Pemerintah Tegaskan Keberpihakan ke UMKM Lewat PP 20/2026, Ini Keuntungannya
JAKARTA, iNewsSukabumi.id – Pemerintah kembali menegaskan keberpihakannya kepada usaha mikro dan kecil (UMKM) melalui penerbitan Peraturan Pemerintah (PP) Nomor 20 Tahun 2026. Regulasi ini memberikan kepastian perpajakan sekaligus memperkuat ekosistem usaha yang sehat, produktif, dan berkelanjutan.
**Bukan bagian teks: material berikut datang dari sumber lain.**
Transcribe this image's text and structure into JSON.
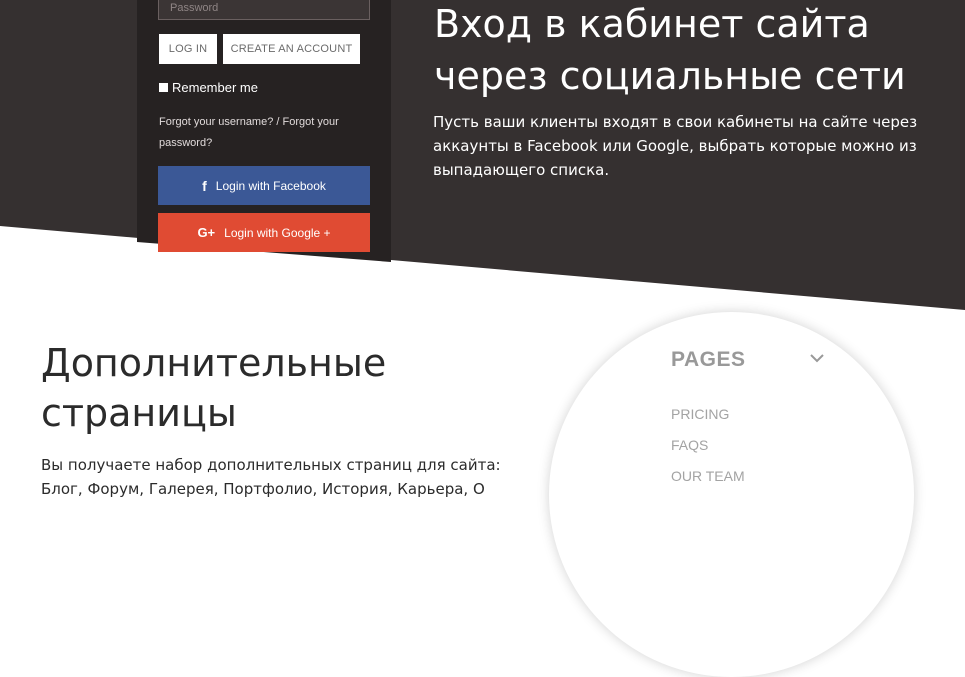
{
  "login": {
    "password_placeholder": "Password",
    "login_button": "LOG IN",
    "create_button": "CREATE AN ACCOUNT",
    "remember_label": "Remember me",
    "forgot_text": "Forgot your username? / Forgot your password?",
    "facebook_icon_glyph": "f",
    "facebook_label": "Login with Facebook",
    "google_icon_glyph": "G+",
    "google_label": "Login with Google +"
  },
  "hero": {
    "title": "Вход в кабинет сайта через социальные сети",
    "text": "Пусть ваши клиенты входят в свои кабинеты на сайте через аккаунты в Facebook или Google, выбрать которые можно из выпадающего списка."
  },
  "pages_section": {
    "title": "Дополнительные страницы",
    "text": "Вы получаете набор дополнительных страниц для сайта: Блог, Форум, Галерея, Портфолио, История, Карьера, О"
  },
  "pages_menu": {
    "title": "PAGES",
    "items": [
      "PRICING",
      "FAQS",
      "OUR TEAM"
    ]
  },
  "colors": {
    "dark_bg": "#353030",
    "panel_bg": "#262222",
    "facebook": "#3b5896",
    "google": "#e04b33"
  },
  "icons": [
    "facebook-icon",
    "google-plus-icon",
    "chevron-down-icon"
  ]
}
Deputi Bidang Usaha Kecil Kementerian UMKM, Temmy Setya Permana, menegaskan aturan tersebut bukan untuk menambah beban pelaku usaha, melainkan memperkuat dukungan pemerintah bagi UMKM.
"Melalui PP 20 Tahun 2026, pemerintah semakin menegaskan keberpihakannya kepada UMKM, khususnya usaha mikro dan kecil. Wajib pajak orang pribadi dan perusahaan perseorangan yang omzetnya di bawah Rp4,8 miliar tetap dapat memanfaatkan tarif PPh Final 0,5 persen tanpa batas waktu," ujar Temmy dalam UMKM Insight Seri Kedua di Jakarta, Rabu (24/6/2026).
Salah satu poin utama dalam regulasi tersebut adalah pemberian fasilitas Pajak Penghasilan (PPh) Final sebesar 0,5 persen bagi wajib pajak orang pribadi dan perusahaan perseorangan dengan omzet hingga Rp4,8 miliar per tahun. Selain itu, pelaku UMKM dengan omzet sampai Rp500 juta per tahun tetap memperoleh fasilitas tarif pajak 0 persen.
Menurut Temmy, kebijakan tersebut memberikan ruang yang lebih luas bagi pelaku usaha mikro dan kecil untuk berkembang serta meningkatkan daya saing secara berkelanjutan. Pemerintah juga mendorong UMKM untuk menerapkan pembukuan yang lebih tertata guna mendukung akses pembiayaan dan proses usaha naik kelas.